Our presenter (Bob Whitehouse) at today's gathering (of the Society for Scientific Exploration) was long familiar with Young's work, and offered a compelling talk indicating that in Young's practical and philosophical perspectives, a marriage of sorts takes  place between science and spirituality.  Young was obviously a very spiritual man, and wrote that many of his inspirations came from dreams and other unusual sources.  Our speaker was quite convincing in his presentation, but frankly his speech was so packed with (to me) quite obscure scientific references that I could not follow much of it.

Nonetheless, I enjoyed the presentation--the way one sometimes reads a book with limited comprehension, yet with some kind of intuitive grasp.

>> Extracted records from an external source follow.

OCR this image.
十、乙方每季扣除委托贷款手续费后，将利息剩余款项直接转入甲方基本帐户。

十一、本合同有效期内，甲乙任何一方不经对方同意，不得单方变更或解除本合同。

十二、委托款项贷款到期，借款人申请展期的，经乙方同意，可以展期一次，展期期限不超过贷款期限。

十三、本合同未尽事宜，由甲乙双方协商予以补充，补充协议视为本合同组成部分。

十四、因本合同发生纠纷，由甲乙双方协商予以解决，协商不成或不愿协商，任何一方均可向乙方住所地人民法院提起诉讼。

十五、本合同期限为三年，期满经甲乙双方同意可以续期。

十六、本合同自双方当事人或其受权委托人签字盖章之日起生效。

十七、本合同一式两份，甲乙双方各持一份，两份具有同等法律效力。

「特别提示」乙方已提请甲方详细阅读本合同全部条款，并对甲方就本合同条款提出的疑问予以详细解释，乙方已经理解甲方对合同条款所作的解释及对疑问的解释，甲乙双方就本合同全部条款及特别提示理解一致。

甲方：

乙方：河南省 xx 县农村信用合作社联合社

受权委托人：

At the end, during informal discussion, a science professor from India pointed out that the ancient rishis (wise men) had themselves proffered scientific theories explaining in a most effective way the origins and subsequent development of the universe.  I agree with him, and strongly recommend (again) that anyone seriously interested in these topics should look at the early Kashmiri Shaivite texts, especially Jaideva Singh's translations of "The Yoga of Vibration and Divine Pulsation" and "The Yoga of Delight, Wonder, and Astonishment."  Try to get the State University of New York edition if you can.

One sample entry of the latter is the assertion that the highest state is that of the "bliss of non-difference from the entire universe"--in other words, the mystical state of consciousness in which one is fully absorbed by and interpenetrated by all that is.

These early saint/philosophers also knew that the material universe is made up of energy, and vibrations were the source and manifestation of this energy.  "Maya" was the term they used to express that we do not perceive nor experience "reality" as such, but rather a similitude created by the vibratory web and modern science offers the same assumption.

Kundalini ecstasy, I believe, is the state that exists when we come into resonance with the cosmic vibrations that pulse throughout creation, and feel in our own bodies a bit of this "heavenly bliss."